When your country is a shambles, it concentrates the mind. When the symbols of state -- the National Palace, the justice ministry, the Parliament, the police headquarters -- have been reduced to a nonsense pile of broken construction materials, you have to re-imagine your national aspirations. (The United States did this to a degree after 9/11, and think what might have happened if those planes had hit the White House too.) The United States as well as Brazil, Canada, Cuba, Venezuela, Taiwan, France and others can provide construction and medical material, as well as expert advisors, for building a new Haiti.

 

We cannot know yet how many who would have participated in constructing that Haiti lie dead beneath what, only days ago, was Port-au-Prince. Every few hours I hear further dispiriting news about who has perished, about who is presumed dead. Friends who lived in apartments near the center of town have remained ominously silent.

 

There are tens of thousands of victims of this earthquake. Still, it bears remembering that there are also many survivors. Help will come and is already on the way. People are still being pulled alive from the rubble, and Haiti itself will also emerge. As a Haitian American friend said Wednesday on Twitter: "Don't get your hopes down."

 

The tragedy is tremendous and the threats to life ongoing in a situation in which the ground is still trembling and disease likely. But the capacity of this people for survival and, indeed, for greatness in the worst of conditions has been demonstrated for more than two centuries. These are the descendants of people who overthrew an indecent, inhuman, overpowering slave system.
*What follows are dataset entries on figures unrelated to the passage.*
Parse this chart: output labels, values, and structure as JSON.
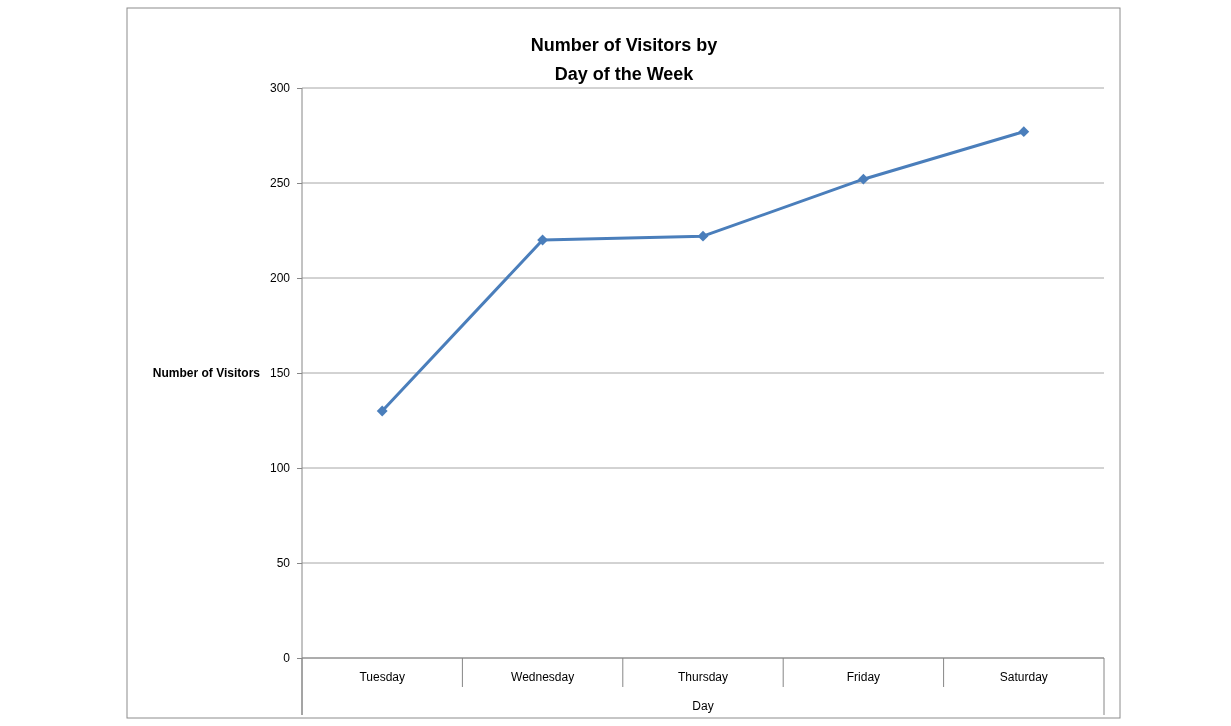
{
  "chart_data": {
    "type": "line",
    "title": "Number of Visitors by Day of the Week",
    "xlabel": "Day",
    "ylabel": "Number of Visitors",
    "categories": [
      "Tuesday",
      "Wednesday",
      "Thursday",
      "Friday",
      "Saturday"
    ],
    "series": [
      {
        "color": "#4a7ebb",
        "values": [
          130,
          220,
          222,
          252,
          277
        ]
      }
    ],
    "ylim": [
      0,
      300
    ],
    "yticks": [
      0,
      50,
      100,
      150,
      200,
      250,
      300
    ],
    "grid": "y",
    "legend": false,
    "marker": "diamond"
  }
}
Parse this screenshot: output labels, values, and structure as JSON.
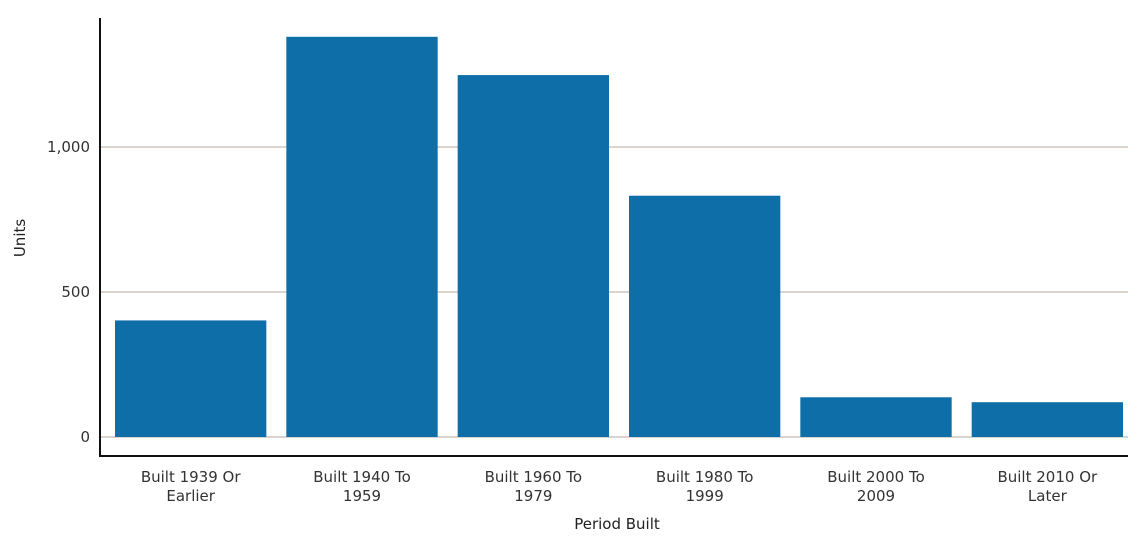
{
  "chart_data": {
    "type": "bar",
    "title": "",
    "xlabel": "Period Built",
    "ylabel": "Units",
    "categories": [
      [
        "Built 1939 Or",
        "Earlier"
      ],
      [
        "Built 1940 To",
        "1959"
      ],
      [
        "Built 1960 To",
        "1979"
      ],
      [
        "Built 1980 To",
        "1999"
      ],
      [
        "Built 2000 To",
        "2009"
      ],
      [
        "Built 2010 Or",
        "Later"
      ]
    ],
    "series": [
      {
        "values": [
          402,
          1380,
          1248,
          832,
          137,
          120
        ]
      }
    ],
    "ylim": [
      0,
      1450
    ],
    "yticks": [
      0,
      500,
      1000
    ],
    "ytick_labels": [
      "0",
      "500",
      "1,000"
    ],
    "grid": true,
    "legend": "none",
    "colors": {
      "bar": "#0e6ea8",
      "grid": "#b5a9a0",
      "axis": "#111111"
    }
  }
}
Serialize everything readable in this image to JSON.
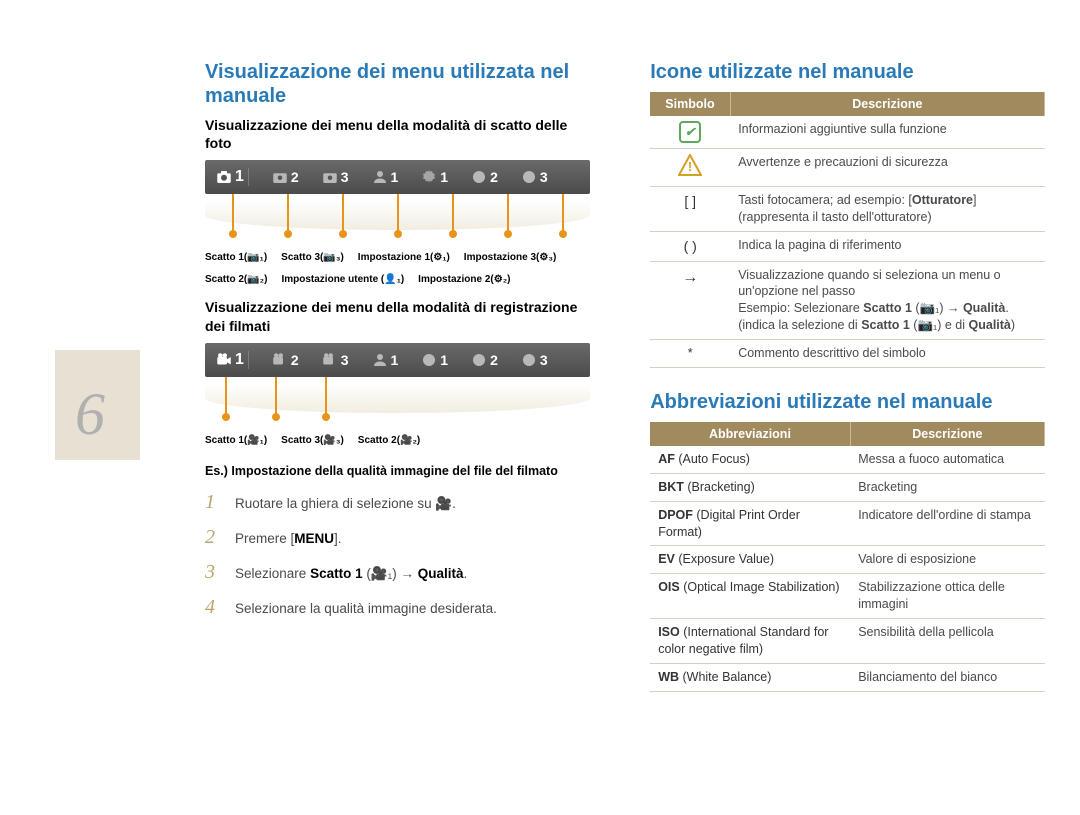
{
  "page_number": "6",
  "left": {
    "title": "Visualizzazione dei menu utilizzata nel manuale",
    "section1_heading": "Visualizzazione dei menu della modalità di scatto delle foto",
    "photo_labels": [
      "Scatto 1(📷₁)",
      "Scatto 3(📷₃)",
      "Impostazione 1(⚙₁)",
      "Impostazione 3(⚙₃)",
      "Scatto 2(📷₂)",
      "Impostazione utente (👤₁)",
      "Impostazione 2(⚙₂)"
    ],
    "section2_heading": "Visualizzazione dei menu della modalità di registrazione dei filmati",
    "video_labels": [
      "Scatto 1(🎥₁)",
      "Scatto 3(🎥₃)",
      "Scatto 2(🎥₂)"
    ],
    "example_heading": "Es.) Impostazione della qualità immagine del file del filmato",
    "steps": [
      {
        "num": "1",
        "text": "Ruotare la ghiera di selezione su 🎥."
      },
      {
        "num": "2",
        "html": "Premere [<b>MENU</b>]."
      },
      {
        "num": "3",
        "html": "Selezionare <b>Scatto 1</b> (🎥₁) → <b>Qualità</b>."
      },
      {
        "num": "4",
        "text": "Selezionare la qualità immagine desiderata."
      }
    ]
  },
  "right": {
    "icons_title": "Icone utilizzate nel manuale",
    "icons_table": {
      "headers": [
        "Simbolo",
        "Descrizione"
      ],
      "rows": [
        {
          "symbol": "note",
          "desc": "Informazioni aggiuntive sulla funzione"
        },
        {
          "symbol": "warn",
          "desc": "Avvertenze e precauzioni di sicurezza"
        },
        {
          "symbol": "bracket",
          "desc": "Tasti fotocamera; ad esempio: [<b>Otturatore</b>] (rappresenta il tasto dell'otturatore)"
        },
        {
          "symbol": "paren",
          "desc": "Indica la pagina di riferimento"
        },
        {
          "symbol": "arrow",
          "desc": "Visualizzazione quando si seleziona un menu o un'opzione nel passo<br>Esempio: Selezionare <b>Scatto 1</b> (📷₁) → <b>Qualità</b>. (indica la selezione di <b>Scatto 1</b> (📷₁) e di <b>Qualità</b>)"
        },
        {
          "symbol": "star",
          "desc": "Commento descrittivo del simbolo"
        }
      ]
    },
    "abbrev_title": "Abbreviazioni utilizzate nel manuale",
    "abbrev_table": {
      "headers": [
        "Abbreviazioni",
        "Descrizione"
      ],
      "rows": [
        {
          "abbr": "<b>AF</b> (Auto Focus)",
          "desc": "Messa a fuoco automatica"
        },
        {
          "abbr": "<b>BKT</b> (Bracketing)",
          "desc": "Bracketing"
        },
        {
          "abbr": "<b>DPOF</b> (Digital Print Order Format)",
          "desc": "Indicatore dell'ordine di stampa"
        },
        {
          "abbr": "<b>EV</b> (Exposure Value)",
          "desc": "Valore di esposizione"
        },
        {
          "abbr": "<b>OIS</b> (Optical Image Stabilization)",
          "desc": "Stabilizzazione ottica delle immagini"
        },
        {
          "abbr": "<b>ISO</b> (International Standard for color negative film)",
          "desc": "Sensibilità della pellicola"
        },
        {
          "abbr": "<b>WB</b> (White Balance)",
          "desc": "Bilanciamento del bianco"
        }
      ]
    }
  },
  "colors": {
    "heading": "#2a7ab8",
    "table_header_bg": "#a18b5e",
    "pointer": "#e8941a",
    "page_num_bg": "#e7e0d3"
  }
}
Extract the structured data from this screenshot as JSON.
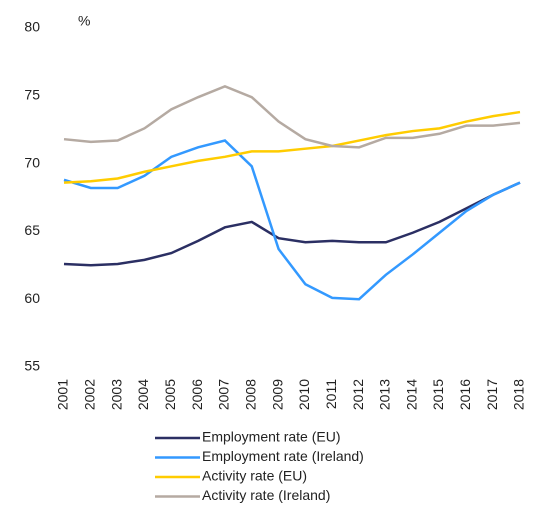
{
  "chart_data": {
    "type": "line",
    "y_label": "%",
    "categories": [
      "2001",
      "2002",
      "2003",
      "2004",
      "2005",
      "2006",
      "2007",
      "2008",
      "2009",
      "2010",
      "2011",
      "2012",
      "2013",
      "2014",
      "2015",
      "2016",
      "2017",
      "2018"
    ],
    "series": [
      {
        "name": "Employment rate (EU)",
        "color": "#2b2f63",
        "values": [
          62.6,
          62.5,
          62.6,
          62.9,
          63.4,
          64.3,
          65.3,
          65.7,
          64.5,
          64.2,
          64.3,
          64.2,
          64.2,
          64.9,
          65.7,
          66.7,
          67.7,
          68.6
        ]
      },
      {
        "name": "Employment rate (Ireland)",
        "color": "#3399ff",
        "values": [
          68.8,
          68.2,
          68.2,
          69.1,
          70.5,
          71.2,
          71.7,
          69.8,
          63.7,
          61.1,
          60.1,
          60.0,
          61.8,
          63.3,
          64.9,
          66.5,
          67.7,
          68.6
        ]
      },
      {
        "name": "Activity rate (EU)",
        "color": "#ffcc00",
        "values": [
          68.6,
          68.7,
          68.9,
          69.4,
          69.8,
          70.2,
          70.5,
          70.9,
          70.9,
          71.1,
          71.3,
          71.7,
          72.1,
          72.4,
          72.6,
          73.1,
          73.5,
          73.8
        ]
      },
      {
        "name": "Activity rate (Ireland)",
        "color": "#b5aaa2",
        "values": [
          71.8,
          71.6,
          71.7,
          72.6,
          74.0,
          74.9,
          75.7,
          74.9,
          73.1,
          71.8,
          71.3,
          71.2,
          71.9,
          71.9,
          72.2,
          72.8,
          72.8,
          73.0
        ]
      }
    ],
    "ylim": [
      55,
      80
    ],
    "yticks": [
      55,
      60,
      65,
      70,
      75,
      80
    ],
    "grid": false
  }
}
Many of those still alive grew up under a vicious dynasty and rose up to oust it.

 

It's entirely likely, therefore, that Haitians once again will put together a national coumbite. With a huge humanitarian effort from their friends, they will rebuild the country -- for the better. The will must be there for the world to come to Haiti's aid and work with the millions of surviving Haitians to rebuild this valuable country.

 

So many Haitians, including the president, have nowhere to sleep, but they will sleep and get up again tomorrow to face the troubles.

 

Amy Wilentz is the author of, among other books, "The Rainy Season: Haiti Since Duvalier."She teaches journalism at UC Irvine.